Question

Body A of mass 4m moving with speed u collides with another body B of mass 2m, at rest. The collision is head on and elastic in nature. After the collision the fraction of energy lost by the colliding body A is:

• A. \(\frac19\)
• B. \(\frac89\)
• C. \(\frac49\)
• D. \(\frac59\)

Answer 1

The Correct Option is B

To solve the problem, we need to determine the fraction of energy lost by body A after a head-on elastic collision with body B. Let's approach this step by step:

1. Before the collision, body A has a mass of \(4m\) and moves with a speed \(u\).

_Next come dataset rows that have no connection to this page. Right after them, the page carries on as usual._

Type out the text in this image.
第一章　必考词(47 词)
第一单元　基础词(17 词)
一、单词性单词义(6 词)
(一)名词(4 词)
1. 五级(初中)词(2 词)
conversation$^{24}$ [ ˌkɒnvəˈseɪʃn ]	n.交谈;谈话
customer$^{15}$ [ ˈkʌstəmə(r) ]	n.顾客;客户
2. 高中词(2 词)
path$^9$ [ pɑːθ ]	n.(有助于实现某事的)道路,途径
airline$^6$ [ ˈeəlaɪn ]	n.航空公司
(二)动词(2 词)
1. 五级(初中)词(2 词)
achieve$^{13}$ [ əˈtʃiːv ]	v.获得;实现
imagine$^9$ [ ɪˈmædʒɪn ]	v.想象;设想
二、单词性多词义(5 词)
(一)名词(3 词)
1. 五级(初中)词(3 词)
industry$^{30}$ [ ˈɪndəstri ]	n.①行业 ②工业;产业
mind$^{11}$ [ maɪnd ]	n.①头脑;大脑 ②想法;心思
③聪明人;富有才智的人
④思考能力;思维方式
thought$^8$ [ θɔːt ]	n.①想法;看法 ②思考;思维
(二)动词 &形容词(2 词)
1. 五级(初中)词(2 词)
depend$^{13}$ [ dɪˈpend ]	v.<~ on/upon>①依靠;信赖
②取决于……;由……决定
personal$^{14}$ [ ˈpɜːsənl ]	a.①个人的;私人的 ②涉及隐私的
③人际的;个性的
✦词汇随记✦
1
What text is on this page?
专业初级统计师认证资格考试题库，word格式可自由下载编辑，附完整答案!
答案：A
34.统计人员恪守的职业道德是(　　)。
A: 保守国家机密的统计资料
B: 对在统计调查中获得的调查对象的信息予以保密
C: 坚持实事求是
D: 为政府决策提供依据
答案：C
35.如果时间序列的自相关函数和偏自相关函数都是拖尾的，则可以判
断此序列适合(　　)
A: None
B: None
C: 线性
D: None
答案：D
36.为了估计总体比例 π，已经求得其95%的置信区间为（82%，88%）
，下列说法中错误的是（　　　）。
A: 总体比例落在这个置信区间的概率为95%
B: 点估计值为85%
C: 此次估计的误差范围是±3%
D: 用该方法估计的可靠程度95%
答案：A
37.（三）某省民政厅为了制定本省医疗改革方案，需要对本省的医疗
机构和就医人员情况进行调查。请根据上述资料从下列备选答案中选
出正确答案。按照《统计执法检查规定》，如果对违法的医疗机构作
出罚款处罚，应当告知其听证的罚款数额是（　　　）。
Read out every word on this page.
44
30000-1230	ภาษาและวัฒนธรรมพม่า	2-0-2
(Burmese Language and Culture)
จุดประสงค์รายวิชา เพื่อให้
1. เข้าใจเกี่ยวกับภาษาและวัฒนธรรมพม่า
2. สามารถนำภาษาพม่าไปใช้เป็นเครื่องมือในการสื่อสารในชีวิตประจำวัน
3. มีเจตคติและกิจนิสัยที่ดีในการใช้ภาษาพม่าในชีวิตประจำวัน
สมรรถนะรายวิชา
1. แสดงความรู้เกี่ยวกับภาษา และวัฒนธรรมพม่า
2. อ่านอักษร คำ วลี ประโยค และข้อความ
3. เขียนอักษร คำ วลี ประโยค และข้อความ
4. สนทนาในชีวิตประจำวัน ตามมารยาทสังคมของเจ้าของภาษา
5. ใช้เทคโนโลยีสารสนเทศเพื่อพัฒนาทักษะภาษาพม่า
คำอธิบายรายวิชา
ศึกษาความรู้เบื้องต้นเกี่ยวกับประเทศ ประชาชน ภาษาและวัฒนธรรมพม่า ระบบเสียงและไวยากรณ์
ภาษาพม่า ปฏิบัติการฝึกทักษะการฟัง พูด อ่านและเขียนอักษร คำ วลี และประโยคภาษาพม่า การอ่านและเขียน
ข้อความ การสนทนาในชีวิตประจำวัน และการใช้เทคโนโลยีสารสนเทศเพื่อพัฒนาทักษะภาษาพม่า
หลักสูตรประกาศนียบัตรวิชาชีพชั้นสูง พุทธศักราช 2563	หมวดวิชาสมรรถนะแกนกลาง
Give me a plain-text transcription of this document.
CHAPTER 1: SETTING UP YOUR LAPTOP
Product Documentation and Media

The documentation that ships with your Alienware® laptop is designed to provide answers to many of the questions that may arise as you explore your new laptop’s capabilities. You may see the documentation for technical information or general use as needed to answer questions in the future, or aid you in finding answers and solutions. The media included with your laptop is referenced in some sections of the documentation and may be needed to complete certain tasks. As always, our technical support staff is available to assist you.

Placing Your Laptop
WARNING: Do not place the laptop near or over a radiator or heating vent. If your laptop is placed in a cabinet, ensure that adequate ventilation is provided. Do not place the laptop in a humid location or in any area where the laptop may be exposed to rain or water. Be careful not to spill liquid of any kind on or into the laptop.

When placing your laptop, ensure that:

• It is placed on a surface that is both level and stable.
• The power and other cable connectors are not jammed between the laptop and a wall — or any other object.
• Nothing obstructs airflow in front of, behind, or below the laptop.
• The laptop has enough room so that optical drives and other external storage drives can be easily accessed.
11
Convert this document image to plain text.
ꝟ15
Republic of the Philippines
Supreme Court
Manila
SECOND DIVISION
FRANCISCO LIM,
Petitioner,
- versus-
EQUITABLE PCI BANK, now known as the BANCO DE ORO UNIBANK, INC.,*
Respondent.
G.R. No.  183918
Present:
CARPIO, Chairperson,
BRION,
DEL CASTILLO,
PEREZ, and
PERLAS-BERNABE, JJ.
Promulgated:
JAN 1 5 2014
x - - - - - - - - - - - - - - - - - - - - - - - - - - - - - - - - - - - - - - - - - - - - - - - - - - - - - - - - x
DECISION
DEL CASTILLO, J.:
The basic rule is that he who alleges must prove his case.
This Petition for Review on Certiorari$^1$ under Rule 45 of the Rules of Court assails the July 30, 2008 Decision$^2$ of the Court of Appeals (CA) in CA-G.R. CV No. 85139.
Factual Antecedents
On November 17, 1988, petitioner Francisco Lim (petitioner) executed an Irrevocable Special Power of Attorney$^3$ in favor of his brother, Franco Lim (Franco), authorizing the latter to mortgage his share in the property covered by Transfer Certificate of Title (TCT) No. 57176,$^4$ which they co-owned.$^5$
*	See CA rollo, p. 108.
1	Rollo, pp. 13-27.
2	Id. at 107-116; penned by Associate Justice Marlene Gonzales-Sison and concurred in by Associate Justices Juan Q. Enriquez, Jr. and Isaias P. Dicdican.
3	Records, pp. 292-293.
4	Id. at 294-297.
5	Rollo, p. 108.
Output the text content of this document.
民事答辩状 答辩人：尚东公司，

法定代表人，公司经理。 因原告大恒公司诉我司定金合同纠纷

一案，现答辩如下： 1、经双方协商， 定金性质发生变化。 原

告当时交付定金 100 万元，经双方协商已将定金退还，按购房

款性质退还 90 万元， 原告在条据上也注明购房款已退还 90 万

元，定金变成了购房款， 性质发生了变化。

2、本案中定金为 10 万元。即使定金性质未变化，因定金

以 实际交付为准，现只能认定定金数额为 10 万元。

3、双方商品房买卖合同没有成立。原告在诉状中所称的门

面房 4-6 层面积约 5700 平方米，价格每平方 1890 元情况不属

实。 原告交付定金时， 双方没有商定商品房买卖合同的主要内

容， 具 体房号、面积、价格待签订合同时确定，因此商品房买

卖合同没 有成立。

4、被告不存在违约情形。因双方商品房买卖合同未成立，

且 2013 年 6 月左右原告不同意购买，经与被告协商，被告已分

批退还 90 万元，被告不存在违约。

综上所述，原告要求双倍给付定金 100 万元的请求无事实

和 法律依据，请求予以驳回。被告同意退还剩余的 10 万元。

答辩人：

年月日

Body B has a mass of \(2m\) and is initially at rest. The initial kinetic energies are:
   • Kinetic energy of A: \(\frac{1}{2} \times 4m \times u^2 = 2mu^2\)
   • Kinetic energy of B: \(0\) (as B is at rest)
2. In a head-on elastic collision, both momentum and kinetic energy are conserved. Conservation of momentum gives: 4mu = 4mv + 2mv_b\), where \(v\) and \(v_b\) are the final velocities of A and B, respectively.
3. Conservation of kinetic energy gives: \(\frac{1}{2} \cdot 4m \cdot u^2 = \frac{1}{2} \cdot 4m \cdot v^2 + \frac{1}{2} \cdot 2m \cdot v_b^2\)
4. From the conservation equations, the final velocity expressions for A and B in an elastic collision are:
   • \(v = \frac{(4m - 2m)}{4m + 2m} \cdot u = \frac{1}{3}u\)
   • \(v_b = \frac{2 \times 4m}{4m + 2m} \cdot u = \frac{4}{3}u\)
5. The final kinetic energy of A is: \(\frac{1}{2} \cdot 4m \cdot \left(\frac{1}{3}u\right)^2 = \frac{2}{9}mu^2\)
6. The energy lost by A can be calculated as the initial energy minus the final energy: 2mu^2 - \frac{2}{9}mu^2 = \frac{16}{9}mu^2\)
7. Thus, the fraction of energy lost by A is: \(\frac{\frac{16}{9}mu^2}{2mu^2} = \frac{8}{9}\)

Thus, the fraction of energy lost by the colliding body A is \(\frac{8}{9}\), which matches the correct answer.